Asia continues to rise despite the Great Recession but it has also become clear that Asian prosperity is ultimately tied to the health of the global economy. This working group seeks to enhance George Mason University's global studies research agenda by linking Northeast Asia to the global community through interdisciplinary studies of global issues, starting with two areas: disaster management and gender equality.

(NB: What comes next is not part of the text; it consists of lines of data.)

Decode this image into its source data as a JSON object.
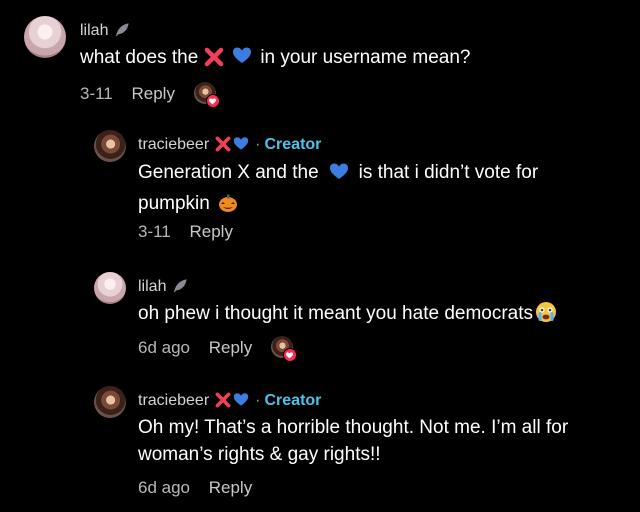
{
  "comments": [
    {
      "username": "lilah",
      "text_before": "what does the",
      "text_after": "in your username mean?",
      "date": "3-11",
      "reply_label": "Reply"
    },
    {
      "username": "traciebeer",
      "creator_label": "Creator",
      "text_before": "Generation X and the",
      "text_after": "is that i didn’t vote for",
      "text_line2": "pumpkin",
      "date": "3-11",
      "reply_label": "Reply"
    },
    {
      "username": "lilah",
      "text": "oh phew i thought it meant you hate democrats",
      "date": "6d ago",
      "reply_label": "Reply"
    },
    {
      "username": "traciebeer",
      "creator_label": "Creator",
      "text_line1": "Oh my! That’s a horrible thought. Not me. I’m all for",
      "text_line2": "woman’s rights & gay rights!!",
      "date": "6d ago",
      "reply_label": "Reply"
    }
  ],
  "icons": {
    "feather": "feather-icon",
    "cross_mark": "cross-mark-icon",
    "blue_heart": "blue-heart-icon",
    "pumpkin": "jack-o-lantern-icon",
    "crying_face": "crying-face-icon"
  },
  "colors": {
    "background": "#000000",
    "creator": "#4fc3e8",
    "cross": "#f0405a",
    "heart": "#3b7de0"
  }
}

Northeast Asia has seen a number of massive natural disasters such as the Wenchuan earthquake and the East Japan earthquake and tsunami. In today’s globalized world, the impact of these disasters hit not only the countries where they take place, but also neighboring countries and people on political, economic, social, and psychological levels. This project seeks to review the impact of recent disasters from multiple aspects, identify lessons learned from these disasters about disaster management in Northeast Asia, and explore possible areas of improvement for future preparedness.

This working group will also study the historical, political, economic, legal and cultural dimensions of the gender equality issue in Northeast Asia. The project seeks to examine the potential opportunities for and risks to gender equality posed by the rapid economic growth and the increasing use of technology and media in the region and the global community.

The group hopes to contribute to Mason's Songdo campus in the Republic of Korea by drawing attention to Mason's considerable expertise on Northeast Asia, by encouraging greater academic collaboration among the Mason faculty and students, and by experimenting with models of research collaboration bridging Mason's Fairfax campus and Songdo campus.